Le président ukrainien Volodymyr Zelensky a limogé l'ambassadrice de l'Ukraine aux États-Unis, Oksana Markarova, selon un décret publié ce samedi 3 août sur le site de la présidence. Cette décision intervient dans un contexte de tensions diplomatiques croissantes entre Kiev et Washington, alors que l'aide militaire américaine à l'Ukraine est au cœur des débats politiques.
Une décision surprise après des mois de friction
Le décret présidentiel, qui ne précise pas les raisons du limogeage, met fin aux fonctions de Markarova, en poste depuis 2021. Selon des sources diplomatiques, cette décision fait suite à des désaccords sur la stratégie de communication de l'ambassade et sur la gestion des relations avec l'administration Biden. Markarova avait notamment été critiquée pour sa gestion de la demande d'adhésion de l'Ukraine à l'OTAN et pour ses déclarations sur les frappes en profondeur en Russie.
Cette annonce survient alors que l'Ukraine cherche à maintenir le soutien américain, essentiel à sa défense face à l'invasion russe. Les États-Unis ont fourni plus de 60 milliards de dollars d'aide militaire depuis 2022, mais des voix s'élèvent à Washington pour conditionner cette aide à des réformes anti-corruption en Ukraine.
Un remaniement diplomatique plus large ?
Ce limogeage pourrait être le signe d'un remaniement plus large des représentations diplomatiques ukrainiennes. En effet, plusieurs ambassadeurs ont été récemment rappelés ou remplacés, notamment en Allemagne et en France. Selon des analystes, Zelensky cherche à renforcer le contrôle du ministère des Affaires étrangères sur les ambassades, afin d'assurer une coordination plus étroite avec les objectifs militaires et politiques de Kiev.
Oksana Markarova, ancienne ministre des Finances, avait été nommée ambassadrice en 2021. Elle a joué un rôle clé dans les négociations sur l'aide américaine et dans la coordination des livraisons d'armes. Son départ pourrait ralentir temporairement les canaux de communication entre les deux pays, mais les responsables ukrainiens assurent que la transition sera rapide.
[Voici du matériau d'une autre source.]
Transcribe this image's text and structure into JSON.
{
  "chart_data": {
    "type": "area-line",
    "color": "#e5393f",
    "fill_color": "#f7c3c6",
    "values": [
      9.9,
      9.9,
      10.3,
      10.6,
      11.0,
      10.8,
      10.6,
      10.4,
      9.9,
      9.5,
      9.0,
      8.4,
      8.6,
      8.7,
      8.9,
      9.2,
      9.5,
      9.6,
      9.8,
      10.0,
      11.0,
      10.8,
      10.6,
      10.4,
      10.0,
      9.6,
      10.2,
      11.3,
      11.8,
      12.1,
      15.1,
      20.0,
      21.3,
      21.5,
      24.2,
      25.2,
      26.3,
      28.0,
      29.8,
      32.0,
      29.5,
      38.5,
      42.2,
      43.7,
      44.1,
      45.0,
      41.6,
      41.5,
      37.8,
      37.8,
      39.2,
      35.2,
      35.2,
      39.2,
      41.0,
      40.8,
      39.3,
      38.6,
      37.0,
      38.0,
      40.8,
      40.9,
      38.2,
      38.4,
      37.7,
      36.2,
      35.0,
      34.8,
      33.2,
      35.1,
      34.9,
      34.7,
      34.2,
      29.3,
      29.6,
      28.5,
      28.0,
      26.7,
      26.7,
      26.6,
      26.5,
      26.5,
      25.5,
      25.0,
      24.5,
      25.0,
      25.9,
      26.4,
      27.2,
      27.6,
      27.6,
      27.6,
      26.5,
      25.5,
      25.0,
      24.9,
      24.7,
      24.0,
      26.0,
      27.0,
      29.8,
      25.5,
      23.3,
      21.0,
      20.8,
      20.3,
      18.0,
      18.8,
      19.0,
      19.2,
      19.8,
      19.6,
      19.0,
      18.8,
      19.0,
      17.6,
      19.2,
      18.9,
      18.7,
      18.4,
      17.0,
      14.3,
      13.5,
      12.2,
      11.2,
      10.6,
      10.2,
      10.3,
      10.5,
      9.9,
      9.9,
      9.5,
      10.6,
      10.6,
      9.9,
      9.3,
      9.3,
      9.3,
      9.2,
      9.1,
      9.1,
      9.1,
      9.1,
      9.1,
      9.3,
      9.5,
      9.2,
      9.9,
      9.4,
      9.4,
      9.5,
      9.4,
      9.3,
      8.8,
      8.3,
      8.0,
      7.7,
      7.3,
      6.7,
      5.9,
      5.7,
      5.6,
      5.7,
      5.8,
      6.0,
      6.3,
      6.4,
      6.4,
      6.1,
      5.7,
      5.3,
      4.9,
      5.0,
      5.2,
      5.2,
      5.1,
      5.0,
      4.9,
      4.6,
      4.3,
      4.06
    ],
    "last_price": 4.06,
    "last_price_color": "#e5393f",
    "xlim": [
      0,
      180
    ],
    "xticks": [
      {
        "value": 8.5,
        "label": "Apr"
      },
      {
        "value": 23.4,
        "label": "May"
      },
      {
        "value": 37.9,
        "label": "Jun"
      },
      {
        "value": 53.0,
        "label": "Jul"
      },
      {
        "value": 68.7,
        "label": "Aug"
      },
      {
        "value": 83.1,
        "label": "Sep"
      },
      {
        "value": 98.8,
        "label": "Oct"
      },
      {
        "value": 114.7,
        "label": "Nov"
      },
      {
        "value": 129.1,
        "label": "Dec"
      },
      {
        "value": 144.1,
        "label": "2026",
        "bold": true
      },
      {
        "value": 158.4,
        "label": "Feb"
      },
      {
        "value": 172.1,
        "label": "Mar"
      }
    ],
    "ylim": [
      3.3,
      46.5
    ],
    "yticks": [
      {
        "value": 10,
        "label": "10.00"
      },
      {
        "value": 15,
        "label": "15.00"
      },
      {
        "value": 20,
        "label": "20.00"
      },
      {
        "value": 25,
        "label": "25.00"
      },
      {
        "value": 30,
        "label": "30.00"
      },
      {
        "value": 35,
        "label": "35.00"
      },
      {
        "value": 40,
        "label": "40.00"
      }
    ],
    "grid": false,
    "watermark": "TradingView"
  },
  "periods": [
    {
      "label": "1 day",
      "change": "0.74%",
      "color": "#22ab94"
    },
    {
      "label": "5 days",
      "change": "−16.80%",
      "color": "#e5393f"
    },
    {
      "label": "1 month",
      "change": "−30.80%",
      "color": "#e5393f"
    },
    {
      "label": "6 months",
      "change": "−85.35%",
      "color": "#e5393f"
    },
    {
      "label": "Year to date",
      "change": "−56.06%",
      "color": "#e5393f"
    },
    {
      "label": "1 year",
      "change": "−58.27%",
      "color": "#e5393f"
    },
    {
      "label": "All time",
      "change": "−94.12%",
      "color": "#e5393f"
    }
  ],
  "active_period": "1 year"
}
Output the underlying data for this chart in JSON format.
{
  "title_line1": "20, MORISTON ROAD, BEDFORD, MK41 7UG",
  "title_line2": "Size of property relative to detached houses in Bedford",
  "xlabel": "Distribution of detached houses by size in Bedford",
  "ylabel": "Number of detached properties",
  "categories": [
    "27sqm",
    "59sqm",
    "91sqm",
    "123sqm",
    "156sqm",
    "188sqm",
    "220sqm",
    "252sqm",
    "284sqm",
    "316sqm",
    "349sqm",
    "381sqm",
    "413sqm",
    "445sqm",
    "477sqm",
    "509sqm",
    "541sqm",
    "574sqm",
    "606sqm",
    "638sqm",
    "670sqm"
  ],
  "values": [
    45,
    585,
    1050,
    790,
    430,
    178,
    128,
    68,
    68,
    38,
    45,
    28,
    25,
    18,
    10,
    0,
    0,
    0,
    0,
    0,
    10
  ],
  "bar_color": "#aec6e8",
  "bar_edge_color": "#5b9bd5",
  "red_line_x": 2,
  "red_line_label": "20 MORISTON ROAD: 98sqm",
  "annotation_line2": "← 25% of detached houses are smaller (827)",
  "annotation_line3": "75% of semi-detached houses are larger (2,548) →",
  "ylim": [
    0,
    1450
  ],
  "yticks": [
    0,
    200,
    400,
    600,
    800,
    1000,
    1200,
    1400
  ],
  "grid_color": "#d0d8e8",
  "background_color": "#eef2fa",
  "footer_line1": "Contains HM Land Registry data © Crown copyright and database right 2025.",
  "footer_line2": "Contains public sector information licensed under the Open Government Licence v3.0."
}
Quelles conséquences pour les relations bilatérales ?
Les relations entre Kiev et Washington sont cruciales, surtout à l'approche de l'élection présidentielle américaine de novembre. Un changement de locataire à la Maison-Blanche pourrait modifier le niveau de soutien à l'Ukraine. Le candidat républicain Donald Trump a déjà indiqué qu'il pourrait réduire l'aide s'il était élu, ce qui inquiète les autorités ukrainiennes.
Dans ce contexte, le choix du successeur de Markarova sera scruté de près. Selon des médias ukrainiens, plusieurs candidats sont en lice, dont des diplomates de carrière et des proches de la présidence. Zelensky pourrait nommer une figure plus politique pour renforcer l'influence de son bureau à Washington.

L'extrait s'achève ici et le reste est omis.